Kadın kısmı ile ilişkilerimin az çok nasıl olduğunu zaten biliyorsunuz. Yani öyle yeni bir şey anlatmayacağım. aslında biraz da dert yanmak amacım. Ya şimdi onu incele bunu inceler, bunu çöz, onu çöz derken, bir anda kendimi kadın kısmından tiksinmiş, düşüncelerimi bir şekilde otomatiğe almış buldum. hani tamam konuşuyorum ben "şu böyledir, bu böyledir" diye de, yanıltan da pek bir şey olmuyor. aslında nedeni de belli olmasına rağmen, hala merak ediyorum kadın kısmının "açık söz" e karşı direncini çabasını.

Kadınların kafasındaki gider katsayısının dengeleyicileri aslında gayet bellidir. hani çoğunuz bir kadını tavlamak için bir çok dil döküp, kısa süreli kafeslemeyi başaran azınlıktan olabilirsiniz. ya da kadınlar için "gider" i olan insanlar arasında olur, sıçmadan, batırmadan götürebilirsiniz. Ama dediğim gibi. bu örnekler şekilden şekle gidebilir. bugün konuşmak için takla attığınız karı, hiç beklemediğiniz, fakat giderli bulduğu bir adamla "temel içgüdü yü aşarız biz canım" tarzı muhabbetler edebilir. bunlar gayet normal. "noldu abi manita rip off mu yaptı ehehehe" diyen arkadaşlar da çıkacaktır elbet. son zamanlarda pek öyle bir durum yok da, eskiden tabi benzer şeyler yaşadık yani, normal karşılıyorum.

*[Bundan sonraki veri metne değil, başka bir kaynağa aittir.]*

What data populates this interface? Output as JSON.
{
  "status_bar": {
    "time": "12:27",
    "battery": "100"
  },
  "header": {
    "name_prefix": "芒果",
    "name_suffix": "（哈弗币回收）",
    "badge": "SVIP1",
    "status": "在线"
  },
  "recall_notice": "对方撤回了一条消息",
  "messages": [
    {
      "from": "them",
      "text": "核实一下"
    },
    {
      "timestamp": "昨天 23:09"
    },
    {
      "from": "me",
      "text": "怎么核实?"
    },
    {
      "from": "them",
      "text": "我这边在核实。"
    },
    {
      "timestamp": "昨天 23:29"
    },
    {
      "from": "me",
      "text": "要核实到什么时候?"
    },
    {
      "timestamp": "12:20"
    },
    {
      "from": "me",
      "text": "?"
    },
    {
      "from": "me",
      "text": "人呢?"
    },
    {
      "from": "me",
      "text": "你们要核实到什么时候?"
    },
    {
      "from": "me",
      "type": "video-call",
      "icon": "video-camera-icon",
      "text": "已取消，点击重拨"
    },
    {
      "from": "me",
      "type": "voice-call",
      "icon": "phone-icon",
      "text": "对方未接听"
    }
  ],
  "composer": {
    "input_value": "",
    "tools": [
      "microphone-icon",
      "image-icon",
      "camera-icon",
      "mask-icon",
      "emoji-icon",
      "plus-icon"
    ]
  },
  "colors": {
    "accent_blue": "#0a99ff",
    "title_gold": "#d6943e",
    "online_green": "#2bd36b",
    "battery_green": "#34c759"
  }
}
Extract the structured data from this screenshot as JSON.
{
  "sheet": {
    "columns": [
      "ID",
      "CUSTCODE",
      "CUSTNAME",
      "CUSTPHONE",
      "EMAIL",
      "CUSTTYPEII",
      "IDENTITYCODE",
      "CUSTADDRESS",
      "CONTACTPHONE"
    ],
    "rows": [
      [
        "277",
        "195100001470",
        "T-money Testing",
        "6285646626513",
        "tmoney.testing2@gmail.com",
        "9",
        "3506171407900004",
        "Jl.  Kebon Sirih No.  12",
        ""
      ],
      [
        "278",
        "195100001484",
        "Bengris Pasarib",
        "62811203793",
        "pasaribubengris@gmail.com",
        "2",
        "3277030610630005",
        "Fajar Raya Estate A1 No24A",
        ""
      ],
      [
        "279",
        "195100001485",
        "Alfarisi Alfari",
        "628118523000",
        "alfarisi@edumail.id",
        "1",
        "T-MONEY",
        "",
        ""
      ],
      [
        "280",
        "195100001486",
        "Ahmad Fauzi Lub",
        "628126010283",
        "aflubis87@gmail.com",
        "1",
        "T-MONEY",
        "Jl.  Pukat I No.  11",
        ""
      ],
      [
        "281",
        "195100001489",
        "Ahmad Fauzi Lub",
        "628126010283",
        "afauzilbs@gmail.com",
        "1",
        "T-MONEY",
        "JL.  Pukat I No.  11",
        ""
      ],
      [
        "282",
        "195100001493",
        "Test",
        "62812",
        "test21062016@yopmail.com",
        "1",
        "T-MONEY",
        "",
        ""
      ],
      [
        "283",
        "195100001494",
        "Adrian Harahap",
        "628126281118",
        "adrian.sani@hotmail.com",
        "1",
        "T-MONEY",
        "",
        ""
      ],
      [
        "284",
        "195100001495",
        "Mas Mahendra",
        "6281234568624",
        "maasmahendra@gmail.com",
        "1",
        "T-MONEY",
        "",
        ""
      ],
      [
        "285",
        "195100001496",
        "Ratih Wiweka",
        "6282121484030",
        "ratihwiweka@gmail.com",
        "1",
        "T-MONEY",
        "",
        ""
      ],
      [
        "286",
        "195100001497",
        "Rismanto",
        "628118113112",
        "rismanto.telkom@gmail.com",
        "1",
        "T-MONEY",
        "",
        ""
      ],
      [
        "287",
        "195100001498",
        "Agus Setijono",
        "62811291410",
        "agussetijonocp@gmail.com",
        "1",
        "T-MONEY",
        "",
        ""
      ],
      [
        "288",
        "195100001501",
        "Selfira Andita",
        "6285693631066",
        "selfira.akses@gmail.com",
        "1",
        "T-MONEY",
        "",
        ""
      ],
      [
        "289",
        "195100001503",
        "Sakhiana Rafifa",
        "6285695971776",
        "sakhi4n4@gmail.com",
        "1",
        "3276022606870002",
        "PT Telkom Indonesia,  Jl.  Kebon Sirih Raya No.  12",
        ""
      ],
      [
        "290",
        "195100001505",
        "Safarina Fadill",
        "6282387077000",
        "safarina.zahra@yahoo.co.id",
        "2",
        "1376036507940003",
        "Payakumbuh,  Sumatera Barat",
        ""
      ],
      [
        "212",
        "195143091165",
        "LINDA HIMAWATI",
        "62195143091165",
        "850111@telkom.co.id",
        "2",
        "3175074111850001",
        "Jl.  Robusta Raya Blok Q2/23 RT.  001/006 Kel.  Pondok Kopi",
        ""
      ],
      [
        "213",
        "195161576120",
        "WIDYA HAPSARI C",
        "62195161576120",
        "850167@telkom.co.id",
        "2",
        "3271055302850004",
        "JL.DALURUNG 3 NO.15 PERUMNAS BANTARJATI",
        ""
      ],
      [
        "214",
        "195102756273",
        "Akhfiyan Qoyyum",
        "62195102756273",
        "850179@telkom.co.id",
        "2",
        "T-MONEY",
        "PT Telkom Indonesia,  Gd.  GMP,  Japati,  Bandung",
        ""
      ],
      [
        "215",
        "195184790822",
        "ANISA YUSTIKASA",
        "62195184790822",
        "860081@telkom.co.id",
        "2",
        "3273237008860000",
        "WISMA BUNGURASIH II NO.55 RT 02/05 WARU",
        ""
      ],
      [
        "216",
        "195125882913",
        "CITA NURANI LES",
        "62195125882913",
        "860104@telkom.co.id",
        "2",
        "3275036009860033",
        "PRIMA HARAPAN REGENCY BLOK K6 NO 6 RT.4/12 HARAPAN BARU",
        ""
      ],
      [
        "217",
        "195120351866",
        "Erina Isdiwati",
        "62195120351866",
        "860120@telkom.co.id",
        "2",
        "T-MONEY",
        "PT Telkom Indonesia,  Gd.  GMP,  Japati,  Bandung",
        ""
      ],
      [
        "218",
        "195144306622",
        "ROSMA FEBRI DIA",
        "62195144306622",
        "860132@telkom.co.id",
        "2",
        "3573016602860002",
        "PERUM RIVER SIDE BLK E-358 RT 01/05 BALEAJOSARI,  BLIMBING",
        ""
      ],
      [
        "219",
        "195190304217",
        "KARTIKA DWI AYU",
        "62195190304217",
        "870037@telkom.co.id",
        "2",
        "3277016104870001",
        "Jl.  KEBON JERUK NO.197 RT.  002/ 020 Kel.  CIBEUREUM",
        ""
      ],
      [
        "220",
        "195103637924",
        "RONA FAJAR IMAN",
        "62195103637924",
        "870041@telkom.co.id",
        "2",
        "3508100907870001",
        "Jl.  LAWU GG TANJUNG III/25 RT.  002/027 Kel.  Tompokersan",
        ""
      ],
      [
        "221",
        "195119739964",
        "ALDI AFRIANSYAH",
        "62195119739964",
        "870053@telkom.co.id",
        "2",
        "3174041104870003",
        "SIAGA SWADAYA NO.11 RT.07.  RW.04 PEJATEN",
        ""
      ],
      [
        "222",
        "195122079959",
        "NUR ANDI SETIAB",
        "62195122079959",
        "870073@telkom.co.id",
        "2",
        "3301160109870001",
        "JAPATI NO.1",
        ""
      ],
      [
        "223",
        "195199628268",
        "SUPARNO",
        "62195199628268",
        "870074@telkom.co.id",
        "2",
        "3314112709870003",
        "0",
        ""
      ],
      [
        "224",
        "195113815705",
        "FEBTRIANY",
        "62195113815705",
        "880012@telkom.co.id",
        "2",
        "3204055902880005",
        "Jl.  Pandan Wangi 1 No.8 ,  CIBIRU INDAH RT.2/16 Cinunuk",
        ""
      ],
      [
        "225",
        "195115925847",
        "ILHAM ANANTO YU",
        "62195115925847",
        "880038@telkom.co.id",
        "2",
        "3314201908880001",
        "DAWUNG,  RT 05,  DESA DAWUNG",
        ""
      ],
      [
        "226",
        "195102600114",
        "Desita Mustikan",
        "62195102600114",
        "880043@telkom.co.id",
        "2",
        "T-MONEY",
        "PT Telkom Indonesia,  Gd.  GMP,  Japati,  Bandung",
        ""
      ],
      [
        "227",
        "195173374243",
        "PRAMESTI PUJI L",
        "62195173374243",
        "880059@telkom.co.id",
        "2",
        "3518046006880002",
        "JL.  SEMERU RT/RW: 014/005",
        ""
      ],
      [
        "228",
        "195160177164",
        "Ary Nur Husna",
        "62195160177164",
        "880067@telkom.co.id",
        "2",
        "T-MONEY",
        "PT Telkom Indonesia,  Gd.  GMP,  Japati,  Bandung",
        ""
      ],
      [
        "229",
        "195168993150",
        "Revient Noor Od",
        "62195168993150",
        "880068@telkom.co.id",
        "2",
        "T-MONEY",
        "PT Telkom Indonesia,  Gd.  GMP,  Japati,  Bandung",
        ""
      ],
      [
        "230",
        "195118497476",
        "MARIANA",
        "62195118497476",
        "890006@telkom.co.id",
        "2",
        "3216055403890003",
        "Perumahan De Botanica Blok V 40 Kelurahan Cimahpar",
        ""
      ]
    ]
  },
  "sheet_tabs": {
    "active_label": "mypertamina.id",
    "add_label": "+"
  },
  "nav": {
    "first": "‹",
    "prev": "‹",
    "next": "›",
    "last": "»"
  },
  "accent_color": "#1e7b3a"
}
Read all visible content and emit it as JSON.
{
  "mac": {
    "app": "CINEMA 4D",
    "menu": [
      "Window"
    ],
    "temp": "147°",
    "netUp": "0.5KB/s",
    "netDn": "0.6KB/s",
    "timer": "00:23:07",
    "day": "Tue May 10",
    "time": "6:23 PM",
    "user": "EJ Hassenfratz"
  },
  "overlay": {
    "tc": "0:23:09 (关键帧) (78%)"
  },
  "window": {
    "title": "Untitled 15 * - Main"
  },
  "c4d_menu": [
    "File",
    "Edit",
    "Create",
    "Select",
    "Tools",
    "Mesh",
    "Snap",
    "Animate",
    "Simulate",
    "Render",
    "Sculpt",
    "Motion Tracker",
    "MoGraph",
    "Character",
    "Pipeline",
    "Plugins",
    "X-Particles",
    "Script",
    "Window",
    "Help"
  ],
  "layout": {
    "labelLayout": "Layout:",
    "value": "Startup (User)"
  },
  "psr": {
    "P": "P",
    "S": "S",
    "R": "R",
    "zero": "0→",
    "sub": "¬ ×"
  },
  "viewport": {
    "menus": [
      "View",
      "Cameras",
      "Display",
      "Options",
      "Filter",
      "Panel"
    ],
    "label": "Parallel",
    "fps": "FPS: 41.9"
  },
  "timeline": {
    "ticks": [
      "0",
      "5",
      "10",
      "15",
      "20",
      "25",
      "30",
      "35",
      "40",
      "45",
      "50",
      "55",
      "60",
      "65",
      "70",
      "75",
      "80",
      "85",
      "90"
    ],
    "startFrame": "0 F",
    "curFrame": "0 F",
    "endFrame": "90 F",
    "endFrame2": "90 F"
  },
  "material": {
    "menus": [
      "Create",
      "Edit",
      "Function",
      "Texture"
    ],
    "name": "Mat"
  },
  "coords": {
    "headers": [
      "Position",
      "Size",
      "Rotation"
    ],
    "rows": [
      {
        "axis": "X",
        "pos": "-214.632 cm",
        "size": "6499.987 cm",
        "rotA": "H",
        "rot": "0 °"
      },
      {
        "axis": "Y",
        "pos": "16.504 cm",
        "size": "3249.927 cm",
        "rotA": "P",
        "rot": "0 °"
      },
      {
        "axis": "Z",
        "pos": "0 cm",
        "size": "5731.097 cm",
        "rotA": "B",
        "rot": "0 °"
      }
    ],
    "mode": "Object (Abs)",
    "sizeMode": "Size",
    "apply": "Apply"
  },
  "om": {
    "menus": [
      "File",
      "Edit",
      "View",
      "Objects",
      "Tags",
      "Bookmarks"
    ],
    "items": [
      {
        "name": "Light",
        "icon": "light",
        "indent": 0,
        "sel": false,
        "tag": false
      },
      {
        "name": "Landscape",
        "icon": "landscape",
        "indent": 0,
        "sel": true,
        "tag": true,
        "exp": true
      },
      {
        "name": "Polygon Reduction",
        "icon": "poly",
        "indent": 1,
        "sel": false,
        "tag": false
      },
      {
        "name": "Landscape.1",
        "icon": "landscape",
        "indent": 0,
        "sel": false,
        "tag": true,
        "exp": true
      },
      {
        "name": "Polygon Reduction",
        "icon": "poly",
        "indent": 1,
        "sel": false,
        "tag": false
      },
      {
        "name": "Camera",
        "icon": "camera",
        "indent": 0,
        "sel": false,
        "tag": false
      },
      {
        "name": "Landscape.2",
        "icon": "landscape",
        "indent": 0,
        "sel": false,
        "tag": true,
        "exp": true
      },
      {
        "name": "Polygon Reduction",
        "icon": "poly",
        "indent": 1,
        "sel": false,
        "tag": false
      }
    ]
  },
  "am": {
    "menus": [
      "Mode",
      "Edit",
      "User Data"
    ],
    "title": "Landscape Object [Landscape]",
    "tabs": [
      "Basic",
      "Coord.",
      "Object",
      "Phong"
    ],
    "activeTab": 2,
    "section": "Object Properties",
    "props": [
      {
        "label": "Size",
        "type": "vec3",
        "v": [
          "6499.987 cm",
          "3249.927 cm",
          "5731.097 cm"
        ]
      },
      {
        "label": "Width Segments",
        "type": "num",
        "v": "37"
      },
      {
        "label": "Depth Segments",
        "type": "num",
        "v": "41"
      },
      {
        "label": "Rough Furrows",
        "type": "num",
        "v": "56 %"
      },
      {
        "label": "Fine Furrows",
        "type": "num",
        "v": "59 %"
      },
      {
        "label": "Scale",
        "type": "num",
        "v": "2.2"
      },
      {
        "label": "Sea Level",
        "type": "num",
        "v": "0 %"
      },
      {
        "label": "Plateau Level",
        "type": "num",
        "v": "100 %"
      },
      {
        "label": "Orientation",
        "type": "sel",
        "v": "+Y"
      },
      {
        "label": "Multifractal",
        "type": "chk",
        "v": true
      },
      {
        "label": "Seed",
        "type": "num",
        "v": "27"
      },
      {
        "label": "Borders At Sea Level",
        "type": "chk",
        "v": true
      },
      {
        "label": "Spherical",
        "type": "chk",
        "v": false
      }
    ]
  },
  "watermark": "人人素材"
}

Tabi ki erkek milleti olarak, kadınlara hak ettiklerinden çok daha fazla değer veriyoruz. doğamızda var. hani kadınlar eşitlik istiyorsa gerçekten, ikimizde de kerizlik var bir şekilde. yani o ortak noktayı bulabiliyorsak ne ala. ha tabi eski bir dostumun dediği gibi "kanka senden sonra ben yavşiyim mi?" cümlesini kuran insanlar da var. tabi ki onlarla eşitlik istemezsiniz o ayrı. ama bu tarz insanlar var, ve malesef aramızdalar.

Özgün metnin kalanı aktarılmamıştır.